Box graphs succinctly and comprehensively characterize singular fibers of elliptic fibrations in codimension two and three, as well as flop transitions connecting these, in terms of representation theoretic data. We develop a framework that provides a systematic map between a box graph and a crepant algebraic resolution of the singular elliptic fibration, thus allowing an explicit construction of the fibers from a singular Weierstrass or Tate model. The key tool is what we call a fiber face diagram, which shows the relevant information of a (partial) toric triangulation and allows the inclusion of more general algebraic blowups. We shown that each such diagram defines a sequence of weighted algebraic blowups, thus providing a realization of the fiber defined by the box graph in terms of an explicit resolution. We show this correspondence explicitly for the case of SU(5) by providing a map between box graphs and fiber faces, and thereby a sequence of algebraic resolutions of the Tate model, which realizes each of the box graphs.

Figures (12)

• Figure 1: Representation graphs for ${\bf 5}$ and ${\bf 10}$ of $\mathfrak{su}(5)$, with the action of the simple roots $L_i- L_{i+1}$ on the diagram as shown along the edges. In the representation graph for ${\bf 10}$, the red boxes correspond to the 'diagonal' (\ref{['Diagos']}), i.e. the signs of these three boxes cannot be the same in an $\mathfrak{su}(5)$ box graph.

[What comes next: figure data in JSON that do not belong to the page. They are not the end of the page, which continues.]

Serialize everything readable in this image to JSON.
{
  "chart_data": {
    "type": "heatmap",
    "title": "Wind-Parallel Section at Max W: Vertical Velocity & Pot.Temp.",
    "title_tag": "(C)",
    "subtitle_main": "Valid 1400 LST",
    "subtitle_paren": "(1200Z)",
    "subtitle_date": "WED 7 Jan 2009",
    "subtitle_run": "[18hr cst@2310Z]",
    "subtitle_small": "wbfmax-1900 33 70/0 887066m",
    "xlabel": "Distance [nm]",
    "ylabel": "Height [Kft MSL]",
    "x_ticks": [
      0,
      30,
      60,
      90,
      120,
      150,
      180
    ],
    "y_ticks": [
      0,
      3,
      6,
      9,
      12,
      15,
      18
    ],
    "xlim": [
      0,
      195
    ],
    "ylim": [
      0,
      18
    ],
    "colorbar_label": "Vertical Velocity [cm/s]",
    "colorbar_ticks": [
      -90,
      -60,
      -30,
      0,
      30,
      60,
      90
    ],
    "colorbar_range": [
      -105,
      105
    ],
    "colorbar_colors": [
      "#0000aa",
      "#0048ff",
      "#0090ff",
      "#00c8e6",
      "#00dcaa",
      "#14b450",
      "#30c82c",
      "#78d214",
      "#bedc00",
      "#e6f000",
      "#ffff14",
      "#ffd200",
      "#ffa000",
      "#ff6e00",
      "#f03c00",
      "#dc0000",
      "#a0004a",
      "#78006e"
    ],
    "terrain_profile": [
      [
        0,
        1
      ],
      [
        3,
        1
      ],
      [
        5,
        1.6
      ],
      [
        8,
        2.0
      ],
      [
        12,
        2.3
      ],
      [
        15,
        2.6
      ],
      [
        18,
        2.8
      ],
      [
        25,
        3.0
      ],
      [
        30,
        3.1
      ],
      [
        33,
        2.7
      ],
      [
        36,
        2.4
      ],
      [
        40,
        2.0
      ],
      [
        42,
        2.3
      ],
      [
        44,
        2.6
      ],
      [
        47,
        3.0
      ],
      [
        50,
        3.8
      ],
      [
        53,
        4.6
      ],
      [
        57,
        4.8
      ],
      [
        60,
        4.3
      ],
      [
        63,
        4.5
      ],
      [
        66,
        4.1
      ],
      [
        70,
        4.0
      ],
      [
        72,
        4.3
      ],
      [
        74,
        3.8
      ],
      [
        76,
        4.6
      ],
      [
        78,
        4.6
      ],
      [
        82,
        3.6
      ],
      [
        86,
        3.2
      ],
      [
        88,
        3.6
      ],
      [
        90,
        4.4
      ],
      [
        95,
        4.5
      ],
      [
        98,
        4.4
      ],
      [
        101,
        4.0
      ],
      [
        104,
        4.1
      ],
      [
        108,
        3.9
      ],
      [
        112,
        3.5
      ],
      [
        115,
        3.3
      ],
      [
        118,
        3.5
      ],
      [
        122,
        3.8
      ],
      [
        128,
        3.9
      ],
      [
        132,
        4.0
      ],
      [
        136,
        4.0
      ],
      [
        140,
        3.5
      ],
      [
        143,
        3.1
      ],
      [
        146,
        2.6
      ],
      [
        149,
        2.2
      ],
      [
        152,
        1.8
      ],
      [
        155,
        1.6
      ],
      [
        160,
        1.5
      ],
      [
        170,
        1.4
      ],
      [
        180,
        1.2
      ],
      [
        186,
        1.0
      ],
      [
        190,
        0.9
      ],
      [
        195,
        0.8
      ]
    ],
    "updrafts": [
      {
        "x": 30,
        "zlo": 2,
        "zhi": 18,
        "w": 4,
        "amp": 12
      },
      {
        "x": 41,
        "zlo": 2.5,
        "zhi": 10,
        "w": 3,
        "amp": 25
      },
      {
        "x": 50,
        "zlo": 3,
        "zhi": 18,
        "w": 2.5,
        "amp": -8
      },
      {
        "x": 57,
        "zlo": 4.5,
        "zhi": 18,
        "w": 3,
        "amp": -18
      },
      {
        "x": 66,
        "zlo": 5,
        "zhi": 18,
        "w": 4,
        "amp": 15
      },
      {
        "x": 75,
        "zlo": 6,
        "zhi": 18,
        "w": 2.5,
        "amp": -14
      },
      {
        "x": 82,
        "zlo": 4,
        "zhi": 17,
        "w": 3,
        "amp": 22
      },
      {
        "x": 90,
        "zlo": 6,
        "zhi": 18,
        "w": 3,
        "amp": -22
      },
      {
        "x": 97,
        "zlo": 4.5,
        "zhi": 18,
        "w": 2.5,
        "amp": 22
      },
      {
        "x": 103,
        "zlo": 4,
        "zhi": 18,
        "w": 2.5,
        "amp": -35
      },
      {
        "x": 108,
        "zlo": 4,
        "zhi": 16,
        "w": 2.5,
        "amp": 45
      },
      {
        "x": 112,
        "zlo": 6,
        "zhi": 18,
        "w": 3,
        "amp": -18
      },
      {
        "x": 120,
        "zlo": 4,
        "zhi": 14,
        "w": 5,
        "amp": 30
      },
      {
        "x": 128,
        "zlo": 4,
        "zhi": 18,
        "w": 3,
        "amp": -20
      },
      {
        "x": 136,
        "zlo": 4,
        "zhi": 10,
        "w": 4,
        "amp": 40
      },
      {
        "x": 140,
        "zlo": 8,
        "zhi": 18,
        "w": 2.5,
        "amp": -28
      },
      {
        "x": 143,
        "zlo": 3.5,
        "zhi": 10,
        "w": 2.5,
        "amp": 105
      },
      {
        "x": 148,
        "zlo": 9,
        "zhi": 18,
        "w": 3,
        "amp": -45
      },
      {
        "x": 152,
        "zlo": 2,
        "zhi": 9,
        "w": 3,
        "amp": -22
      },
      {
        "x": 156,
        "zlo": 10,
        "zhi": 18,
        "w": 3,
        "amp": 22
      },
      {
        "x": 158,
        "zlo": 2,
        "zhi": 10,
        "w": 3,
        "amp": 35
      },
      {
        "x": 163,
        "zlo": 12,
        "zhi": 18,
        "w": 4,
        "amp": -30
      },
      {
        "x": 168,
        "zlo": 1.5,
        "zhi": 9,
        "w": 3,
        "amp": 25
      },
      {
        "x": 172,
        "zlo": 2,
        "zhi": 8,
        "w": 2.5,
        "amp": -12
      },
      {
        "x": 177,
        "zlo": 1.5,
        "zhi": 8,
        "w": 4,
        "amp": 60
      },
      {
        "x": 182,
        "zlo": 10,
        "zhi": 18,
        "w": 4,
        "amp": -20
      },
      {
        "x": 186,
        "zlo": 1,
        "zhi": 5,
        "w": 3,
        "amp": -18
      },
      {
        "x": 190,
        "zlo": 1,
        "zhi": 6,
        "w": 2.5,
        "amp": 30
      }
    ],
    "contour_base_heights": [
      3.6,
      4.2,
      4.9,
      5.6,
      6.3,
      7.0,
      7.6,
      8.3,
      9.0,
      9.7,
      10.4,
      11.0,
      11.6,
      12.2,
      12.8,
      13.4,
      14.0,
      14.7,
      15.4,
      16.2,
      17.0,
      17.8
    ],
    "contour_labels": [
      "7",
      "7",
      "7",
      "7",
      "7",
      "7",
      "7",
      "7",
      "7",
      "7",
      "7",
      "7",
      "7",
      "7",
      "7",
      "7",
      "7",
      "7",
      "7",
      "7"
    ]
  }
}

• Figure 2: Box graphs for $\mathfrak{su}(5)$ with ${\bf 5}$ representation, on the left the corresponding flop diagram is shown. The extremal generators, which in the geometry correspond to the curves that can be flopped, are marked with a black $X$, whereas red $X$'s indicate cone generators which cannot be flopped as they would yield $\mathfrak{u}(5)$ phases. The green line marks the anti-Dyck path.
• Figure 3: Box graphs for $\mathfrak{su}(5)$ with ${\bf 10}$ representation. Two box graphs that are connected by a black line can be flopped into each other. The extremal generators, which in the geometry correspond to the curves that can be flopped are marked with a black $X$, whereas red $X$'s indicate cone generators which cannot be flopped as they would yield $\mathfrak{u}(5)$ phases.

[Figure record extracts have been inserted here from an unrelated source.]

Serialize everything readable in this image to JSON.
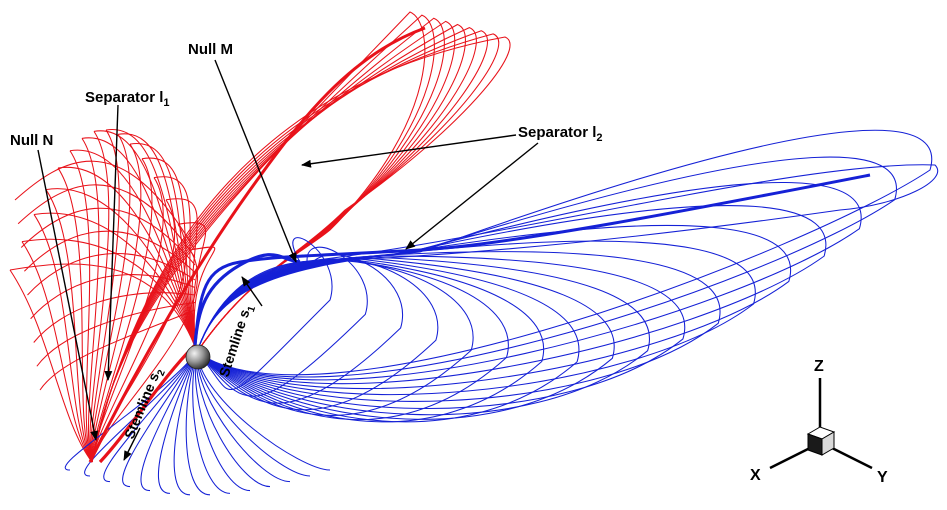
{
  "labels": {
    "null_n": "Null N",
    "separator_l1": "Separator l",
    "separator_l1_sub": "1",
    "null_m": "Null M",
    "separator_l2": "Separator l",
    "separator_l2_sub": "2",
    "stemline_s1": "Stemline s",
    "stemline_s1_sub": "1",
    "stemline_s2": "Stemline s",
    "stemline_s2_sub": "2"
  },
  "axes": {
    "z": "Z",
    "x": "X",
    "y": "Y"
  },
  "colors": {
    "red_field": "#e8121a",
    "blue_field": "#1521d6",
    "arrow": "#000000"
  }
}
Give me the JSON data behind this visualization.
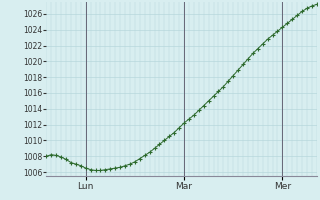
{
  "x_labels": [
    "Lun",
    "Mar",
    "Mer"
  ],
  "ylim": [
    1005.5,
    1027.5
  ],
  "yticks": [
    1006,
    1008,
    1010,
    1012,
    1014,
    1016,
    1018,
    1020,
    1022,
    1024,
    1026
  ],
  "background_color": "#d8eef0",
  "plot_bg_color": "#d8eef0",
  "grid_color": "#b8d8dc",
  "line_color": "#2d6a2d",
  "marker_color": "#2d6a2d",
  "pressure_values": [
    1008.0,
    1008.2,
    1008.1,
    1007.9,
    1007.6,
    1007.2,
    1007.0,
    1006.8,
    1006.5,
    1006.3,
    1006.2,
    1006.2,
    1006.3,
    1006.4,
    1006.5,
    1006.6,
    1006.8,
    1007.0,
    1007.3,
    1007.7,
    1008.1,
    1008.5,
    1009.0,
    1009.5,
    1010.0,
    1010.5,
    1011.0,
    1011.6,
    1012.2,
    1012.7,
    1013.2,
    1013.8,
    1014.4,
    1015.0,
    1015.6,
    1016.2,
    1016.8,
    1017.5,
    1018.2,
    1018.9,
    1019.6,
    1020.3,
    1021.0,
    1021.6,
    1022.2,
    1022.8,
    1023.3,
    1023.8,
    1024.3,
    1024.8,
    1025.3,
    1025.8,
    1026.3,
    1026.7,
    1027.0,
    1027.2
  ],
  "vline_color": "#666677",
  "vline_positions": [
    8,
    28,
    48
  ],
  "bottom_line_color": "#888899",
  "ytick_fontsize": 5.5,
  "xtick_fontsize": 6.5
}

• Figure 4: Box graphs for $\mathfrak{su}(5)$ with both ${\bf 5}$ and ${\bf 10}$ representation. The extremal generators, which in the geometry correspond to the curves that can be flopped, are marked with a black $X$, whereas red $X$'s indicate cone generators, which cannot be flopped as they would yield $\mathfrak{u}(5)$ phases. The lines connecting the box graphs are labeled by the curve that is being flopped, i.e. $C_i$ ($C_{ij}$) corresponds to flopping a ${\bf 5}$ (${\bf 10}$)curve.

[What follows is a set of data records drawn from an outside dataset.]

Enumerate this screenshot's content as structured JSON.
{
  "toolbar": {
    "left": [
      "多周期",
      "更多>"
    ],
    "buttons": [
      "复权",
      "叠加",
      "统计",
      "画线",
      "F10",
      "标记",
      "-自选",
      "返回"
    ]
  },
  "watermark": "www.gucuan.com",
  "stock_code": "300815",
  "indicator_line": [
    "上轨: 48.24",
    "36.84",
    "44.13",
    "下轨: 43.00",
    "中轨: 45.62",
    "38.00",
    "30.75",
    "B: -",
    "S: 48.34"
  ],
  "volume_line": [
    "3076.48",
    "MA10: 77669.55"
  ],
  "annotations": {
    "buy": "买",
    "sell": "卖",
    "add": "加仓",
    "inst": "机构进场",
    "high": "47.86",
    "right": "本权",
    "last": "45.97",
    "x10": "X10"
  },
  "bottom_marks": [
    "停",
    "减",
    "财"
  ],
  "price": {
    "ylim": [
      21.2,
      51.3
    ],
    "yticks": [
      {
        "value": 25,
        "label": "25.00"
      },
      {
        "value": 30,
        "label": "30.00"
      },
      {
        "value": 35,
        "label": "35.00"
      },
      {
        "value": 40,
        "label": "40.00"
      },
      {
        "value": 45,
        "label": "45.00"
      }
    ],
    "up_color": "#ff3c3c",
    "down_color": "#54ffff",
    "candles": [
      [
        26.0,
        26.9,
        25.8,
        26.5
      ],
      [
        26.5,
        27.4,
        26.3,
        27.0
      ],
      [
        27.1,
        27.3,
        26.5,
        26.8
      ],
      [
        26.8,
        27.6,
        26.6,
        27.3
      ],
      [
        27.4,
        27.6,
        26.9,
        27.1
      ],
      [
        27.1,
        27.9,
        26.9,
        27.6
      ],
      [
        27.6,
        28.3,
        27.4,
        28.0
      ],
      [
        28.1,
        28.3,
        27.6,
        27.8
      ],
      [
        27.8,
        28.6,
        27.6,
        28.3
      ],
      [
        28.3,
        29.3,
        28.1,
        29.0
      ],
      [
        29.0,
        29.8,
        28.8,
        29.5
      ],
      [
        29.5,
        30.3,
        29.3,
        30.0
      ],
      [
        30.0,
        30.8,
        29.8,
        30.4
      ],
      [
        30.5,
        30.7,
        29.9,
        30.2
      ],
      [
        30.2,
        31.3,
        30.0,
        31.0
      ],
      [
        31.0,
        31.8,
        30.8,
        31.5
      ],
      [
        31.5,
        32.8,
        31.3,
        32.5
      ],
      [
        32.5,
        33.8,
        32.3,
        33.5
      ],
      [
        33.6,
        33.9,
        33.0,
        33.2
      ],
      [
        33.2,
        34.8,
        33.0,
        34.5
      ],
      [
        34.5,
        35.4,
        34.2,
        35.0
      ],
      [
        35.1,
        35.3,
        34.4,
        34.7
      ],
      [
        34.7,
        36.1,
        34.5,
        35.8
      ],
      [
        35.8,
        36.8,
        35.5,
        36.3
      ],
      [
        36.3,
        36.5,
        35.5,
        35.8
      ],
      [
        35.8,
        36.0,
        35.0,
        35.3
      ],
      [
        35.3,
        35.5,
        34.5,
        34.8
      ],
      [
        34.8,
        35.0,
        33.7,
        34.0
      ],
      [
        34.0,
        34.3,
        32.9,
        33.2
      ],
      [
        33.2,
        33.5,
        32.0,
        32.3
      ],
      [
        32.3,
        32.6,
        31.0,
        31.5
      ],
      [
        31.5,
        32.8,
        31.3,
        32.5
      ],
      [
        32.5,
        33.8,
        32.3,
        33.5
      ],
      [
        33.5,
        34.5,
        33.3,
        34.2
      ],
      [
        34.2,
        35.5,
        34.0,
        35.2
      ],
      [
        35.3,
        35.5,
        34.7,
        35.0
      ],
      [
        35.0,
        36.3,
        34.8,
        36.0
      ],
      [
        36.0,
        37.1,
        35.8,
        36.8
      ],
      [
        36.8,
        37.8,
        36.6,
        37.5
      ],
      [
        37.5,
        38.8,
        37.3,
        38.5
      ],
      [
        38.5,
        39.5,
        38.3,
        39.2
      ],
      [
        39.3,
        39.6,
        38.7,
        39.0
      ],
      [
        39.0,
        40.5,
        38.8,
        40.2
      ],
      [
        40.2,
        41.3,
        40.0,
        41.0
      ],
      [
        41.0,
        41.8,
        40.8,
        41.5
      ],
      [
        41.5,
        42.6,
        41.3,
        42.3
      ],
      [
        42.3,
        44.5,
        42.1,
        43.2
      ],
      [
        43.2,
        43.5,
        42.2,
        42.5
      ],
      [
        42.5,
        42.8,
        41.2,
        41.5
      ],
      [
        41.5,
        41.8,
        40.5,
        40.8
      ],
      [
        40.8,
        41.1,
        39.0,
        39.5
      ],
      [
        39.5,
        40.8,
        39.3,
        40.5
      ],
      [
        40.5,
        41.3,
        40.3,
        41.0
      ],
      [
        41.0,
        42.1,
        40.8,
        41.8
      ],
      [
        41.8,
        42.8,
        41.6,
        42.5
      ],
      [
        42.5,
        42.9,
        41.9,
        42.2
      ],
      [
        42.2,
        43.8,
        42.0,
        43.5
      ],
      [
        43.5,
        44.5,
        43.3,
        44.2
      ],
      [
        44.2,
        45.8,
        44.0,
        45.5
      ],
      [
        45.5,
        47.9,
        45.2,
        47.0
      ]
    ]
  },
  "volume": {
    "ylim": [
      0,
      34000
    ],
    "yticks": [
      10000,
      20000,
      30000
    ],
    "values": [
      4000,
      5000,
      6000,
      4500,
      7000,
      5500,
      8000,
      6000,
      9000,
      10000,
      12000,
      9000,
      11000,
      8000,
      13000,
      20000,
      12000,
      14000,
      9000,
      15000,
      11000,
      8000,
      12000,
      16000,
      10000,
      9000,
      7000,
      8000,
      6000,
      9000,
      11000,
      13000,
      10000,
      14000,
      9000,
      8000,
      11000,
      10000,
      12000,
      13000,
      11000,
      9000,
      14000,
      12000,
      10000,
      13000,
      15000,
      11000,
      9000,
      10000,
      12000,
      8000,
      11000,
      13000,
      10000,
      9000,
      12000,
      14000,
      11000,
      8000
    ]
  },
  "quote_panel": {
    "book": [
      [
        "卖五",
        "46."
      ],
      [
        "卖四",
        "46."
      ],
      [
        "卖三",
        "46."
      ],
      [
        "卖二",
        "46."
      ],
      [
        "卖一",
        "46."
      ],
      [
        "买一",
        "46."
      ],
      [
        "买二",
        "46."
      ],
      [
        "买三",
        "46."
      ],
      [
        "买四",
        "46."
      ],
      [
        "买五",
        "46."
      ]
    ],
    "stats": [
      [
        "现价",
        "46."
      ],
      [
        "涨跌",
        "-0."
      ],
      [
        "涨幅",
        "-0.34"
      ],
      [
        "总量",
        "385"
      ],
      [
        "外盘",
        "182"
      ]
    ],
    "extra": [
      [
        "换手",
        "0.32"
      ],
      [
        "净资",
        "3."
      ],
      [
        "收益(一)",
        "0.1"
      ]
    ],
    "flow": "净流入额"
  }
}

• Figure 5: The subdivision of a three-dimensional cone $\sigma$ by introducing a new one-dimensional cone in its interior. On the left, a (simplicial) three-dimensional cone generated by the three lattice vectors $v_1, v_2$ and $v_3$ is displayed. We have also included the lattice point $v_E$ we wish to use for the subdivision, which is drawn in red. Note that this point does not need to lie on the hyperplane supporting $v_1, v_2$ and $v_3$. The refinement of $\sigma$ including $v_E$ is shown on the right. This refinement introduces three three-dimensional cones, three two-dimensional cones and the one-dimensional cone generated by $\sigma$. This figure can also be used as an example of a toric blowdown: if we have three three-dimensional cones sitting in a fan as shown on the right, we can blow down the coordinate corresponding to the lattice vector in the interior. This will eliminate three two-dimensional cones and glue three three-dimensional cones into a single one. Note that the combinatorics will be more complicated if $\sigma$ is a three-dimensional cone in a fan of four dimensions or more.